If that is the case, why pull it when they got "caught"? There is no "source" to compare too, the crack is made by decompiling the original exe into assembly, looking for the DRM checks, and removing them or replacing them with code that always returns the check as passed. The crack exe is normally much smaller then the original, because a lot of assembly has been stripped out. Given the nature of the work and the age of the game, it's doubtful the original group is even around, much less willing to assist an entity that spends most of it's time calling crackers like them the scum of the universe, responsible for every lost sale since the beginning of time.
At the time, it was normal to have working cracks within 24 hours of release, so it can't be that difficult. Given the only way to prove the binary is harmless is to go through it line by line in assembly, it would be easier to develop a crack from scratch then verify an existing one, especially considering they have access to the source to look and see exactly where the DRM would be called to start with.

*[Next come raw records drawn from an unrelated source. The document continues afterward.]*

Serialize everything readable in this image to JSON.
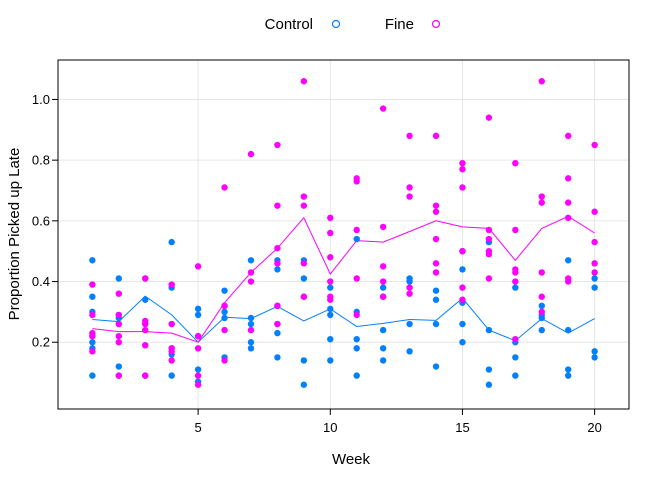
{
  "chart_data": {
    "type": "scatter",
    "title": "",
    "xlabel": "Week",
    "ylabel": "Proportion Picked up Late",
    "xlim": [
      -0.3,
      21.3
    ],
    "ylim": [
      -0.02,
      1.13
    ],
    "x_ticks": [
      5,
      10,
      15,
      20
    ],
    "y_ticks": [
      0.2,
      0.4,
      0.6,
      0.8,
      1.0
    ],
    "x_tick_labels": [
      "5",
      "10",
      "15",
      "20"
    ],
    "y_tick_labels": [
      "0.2",
      "0.4",
      "0.6",
      "0.8",
      "1.0"
    ],
    "grid": true,
    "legend_position": "top",
    "series": [
      {
        "name": "Control",
        "color": "#0080ff",
        "points": [
          [
            1,
            0.47
          ],
          [
            1,
            0.35
          ],
          [
            1,
            0.3
          ],
          [
            1,
            0.22
          ],
          [
            1,
            0.2
          ],
          [
            1,
            0.18
          ],
          [
            1,
            0.09
          ],
          [
            2,
            0.41
          ],
          [
            2,
            0.29
          ],
          [
            2,
            0.28
          ],
          [
            2,
            0.26
          ],
          [
            2,
            0.12
          ],
          [
            2,
            0.09
          ],
          [
            3,
            0.41
          ],
          [
            3,
            0.34
          ],
          [
            3,
            0.26
          ],
          [
            3,
            0.19
          ],
          [
            3,
            0.09
          ],
          [
            4,
            0.53
          ],
          [
            4,
            0.38
          ],
          [
            4,
            0.26
          ],
          [
            4,
            0.18
          ],
          [
            4,
            0.16
          ],
          [
            4,
            0.09
          ],
          [
            5,
            0.31
          ],
          [
            5,
            0.29
          ],
          [
            5,
            0.22
          ],
          [
            5,
            0.11
          ],
          [
            5,
            0.07
          ],
          [
            6,
            0.37
          ],
          [
            6,
            0.32
          ],
          [
            6,
            0.3
          ],
          [
            6,
            0.28
          ],
          [
            6,
            0.15
          ],
          [
            7,
            0.47
          ],
          [
            7,
            0.28
          ],
          [
            7,
            0.26
          ],
          [
            7,
            0.2
          ],
          [
            7,
            0.18
          ],
          [
            8,
            0.47
          ],
          [
            8,
            0.44
          ],
          [
            8,
            0.32
          ],
          [
            8,
            0.26
          ],
          [
            8,
            0.23
          ],
          [
            8,
            0.15
          ],
          [
            9,
            0.47
          ],
          [
            9,
            0.41
          ],
          [
            9,
            0.35
          ],
          [
            9,
            0.14
          ],
          [
            9,
            0.06
          ],
          [
            10,
            0.38
          ],
          [
            10,
            0.31
          ],
          [
            10,
            0.29
          ],
          [
            10,
            0.21
          ],
          [
            10,
            0.14
          ],
          [
            11,
            0.54
          ],
          [
            11,
            0.3
          ],
          [
            11,
            0.21
          ],
          [
            11,
            0.18
          ],
          [
            11,
            0.09
          ],
          [
            12,
            0.38
          ],
          [
            12,
            0.35
          ],
          [
            12,
            0.24
          ],
          [
            12,
            0.18
          ],
          [
            12,
            0.14
          ],
          [
            13,
            0.41
          ],
          [
            13,
            0.4
          ],
          [
            13,
            0.26
          ],
          [
            13,
            0.17
          ],
          [
            14,
            0.37
          ],
          [
            14,
            0.34
          ],
          [
            14,
            0.26
          ],
          [
            14,
            0.12
          ],
          [
            15,
            0.5
          ],
          [
            15,
            0.44
          ],
          [
            15,
            0.33
          ],
          [
            15,
            0.26
          ],
          [
            15,
            0.2
          ],
          [
            16,
            0.53
          ],
          [
            16,
            0.24
          ],
          [
            16,
            0.11
          ],
          [
            16,
            0.06
          ],
          [
            17,
            0.38
          ],
          [
            17,
            0.2
          ],
          [
            17,
            0.15
          ],
          [
            17,
            0.09
          ],
          [
            18,
            0.32
          ],
          [
            18,
            0.29
          ],
          [
            18,
            0.28
          ],
          [
            18,
            0.24
          ],
          [
            19,
            0.47
          ],
          [
            19,
            0.24
          ],
          [
            19,
            0.11
          ],
          [
            19,
            0.09
          ],
          [
            20,
            0.41
          ],
          [
            20,
            0.38
          ],
          [
            20,
            0.17
          ],
          [
            20,
            0.15
          ]
        ],
        "line": [
          [
            1,
            0.275
          ],
          [
            2,
            0.268
          ],
          [
            3,
            0.352
          ],
          [
            4,
            0.29
          ],
          [
            5,
            0.2
          ],
          [
            6,
            0.282
          ],
          [
            7,
            0.278
          ],
          [
            8,
            0.318
          ],
          [
            9,
            0.27
          ],
          [
            10,
            0.31
          ],
          [
            11,
            0.252
          ],
          [
            12,
            0.262
          ],
          [
            13,
            0.275
          ],
          [
            14,
            0.272
          ],
          [
            15,
            0.345
          ],
          [
            16,
            0.24
          ],
          [
            17,
            0.205
          ],
          [
            18,
            0.278
          ],
          [
            19,
            0.23
          ],
          [
            20,
            0.278
          ]
        ]
      },
      {
        "name": "Fine",
        "color": "#ff00ff",
        "points": [
          [
            1,
            0.39
          ],
          [
            1,
            0.29
          ],
          [
            1,
            0.23
          ],
          [
            1,
            0.22
          ],
          [
            1,
            0.17
          ],
          [
            2,
            0.36
          ],
          [
            2,
            0.29
          ],
          [
            2,
            0.26
          ],
          [
            2,
            0.22
          ],
          [
            2,
            0.2
          ],
          [
            2,
            0.09
          ],
          [
            3,
            0.41
          ],
          [
            3,
            0.27
          ],
          [
            3,
            0.26
          ],
          [
            3,
            0.24
          ],
          [
            3,
            0.19
          ],
          [
            3,
            0.09
          ],
          [
            4,
            0.39
          ],
          [
            4,
            0.26
          ],
          [
            4,
            0.18
          ],
          [
            4,
            0.17
          ],
          [
            4,
            0.14
          ],
          [
            5,
            0.45
          ],
          [
            5,
            0.22
          ],
          [
            5,
            0.18
          ],
          [
            5,
            0.09
          ],
          [
            5,
            0.06
          ],
          [
            6,
            0.71
          ],
          [
            6,
            0.32
          ],
          [
            6,
            0.24
          ],
          [
            6,
            0.14
          ],
          [
            7,
            0.82
          ],
          [
            7,
            0.43
          ],
          [
            7,
            0.4
          ],
          [
            7,
            0.24
          ],
          [
            8,
            0.85
          ],
          [
            8,
            0.65
          ],
          [
            8,
            0.51
          ],
          [
            8,
            0.46
          ],
          [
            8,
            0.32
          ],
          [
            8,
            0.26
          ],
          [
            9,
            1.06
          ],
          [
            9,
            0.68
          ],
          [
            9,
            0.65
          ],
          [
            9,
            0.46
          ],
          [
            9,
            0.35
          ],
          [
            10,
            0.61
          ],
          [
            10,
            0.56
          ],
          [
            10,
            0.48
          ],
          [
            10,
            0.4
          ],
          [
            10,
            0.35
          ],
          [
            10,
            0.34
          ],
          [
            11,
            0.74
          ],
          [
            11,
            0.73
          ],
          [
            11,
            0.57
          ],
          [
            11,
            0.41
          ],
          [
            11,
            0.29
          ],
          [
            12,
            0.97
          ],
          [
            12,
            0.58
          ],
          [
            12,
            0.45
          ],
          [
            12,
            0.4
          ],
          [
            12,
            0.35
          ],
          [
            13,
            0.88
          ],
          [
            13,
            0.71
          ],
          [
            13,
            0.68
          ],
          [
            13,
            0.38
          ],
          [
            13,
            0.36
          ],
          [
            14,
            0.88
          ],
          [
            14,
            0.65
          ],
          [
            14,
            0.63
          ],
          [
            14,
            0.54
          ],
          [
            14,
            0.46
          ],
          [
            14,
            0.43
          ],
          [
            15,
            0.79
          ],
          [
            15,
            0.77
          ],
          [
            15,
            0.71
          ],
          [
            15,
            0.5
          ],
          [
            15,
            0.38
          ],
          [
            15,
            0.34
          ],
          [
            16,
            0.94
          ],
          [
            16,
            0.57
          ],
          [
            16,
            0.54
          ],
          [
            16,
            0.5
          ],
          [
            16,
            0.49
          ],
          [
            16,
            0.41
          ],
          [
            17,
            0.79
          ],
          [
            17,
            0.57
          ],
          [
            17,
            0.44
          ],
          [
            17,
            0.43
          ],
          [
            17,
            0.4
          ],
          [
            17,
            0.21
          ],
          [
            18,
            1.06
          ],
          [
            18,
            0.68
          ],
          [
            18,
            0.66
          ],
          [
            18,
            0.43
          ],
          [
            18,
            0.35
          ],
          [
            18,
            0.3
          ],
          [
            19,
            0.88
          ],
          [
            19,
            0.74
          ],
          [
            19,
            0.66
          ],
          [
            19,
            0.61
          ],
          [
            19,
            0.41
          ],
          [
            19,
            0.4
          ],
          [
            20,
            0.85
          ],
          [
            20,
            0.63
          ],
          [
            20,
            0.53
          ],
          [
            20,
            0.46
          ],
          [
            20,
            0.43
          ]
        ],
        "line": [
          [
            1,
            0.245
          ],
          [
            2,
            0.235
          ],
          [
            3,
            0.235
          ],
          [
            4,
            0.23
          ],
          [
            5,
            0.2
          ],
          [
            6,
            0.33
          ],
          [
            7,
            0.43
          ],
          [
            8,
            0.51
          ],
          [
            9,
            0.61
          ],
          [
            10,
            0.425
          ],
          [
            11,
            0.535
          ],
          [
            12,
            0.53
          ],
          [
            13,
            0.565
          ],
          [
            14,
            0.6
          ],
          [
            15,
            0.58
          ],
          [
            16,
            0.575
          ],
          [
            17,
            0.47
          ],
          [
            18,
            0.575
          ],
          [
            19,
            0.615
          ],
          [
            20,
            0.56
          ]
        ]
      }
    ]
  }
}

I think the crack is probably harmless, 99% of them are. But every time you run an exe as admin(as most of the people who buy this on steam will), you are pretty much letting it do whatever it wants. And that means caution needs to be exercised, especially when the exe has been modified by a source that is inherently untrustworthy. Verifying a binary is harmless is pretty much impossible, even ones made without malicious intent can be dangerous because of bugs. So we are left to the source of the binary to give us our strongest indicator of whether or not it is safe. In this case Rockstar is claiming to be the source, because gamers will trust them, but the actual source is an unknown, unverifiable hacker group known only by an alias and an irc channel. Since the main technical benefit of purchasing the retail product (ethical implications aside) is NOT having to run binaries from shady hacker groups, this is a betrayal of their customers.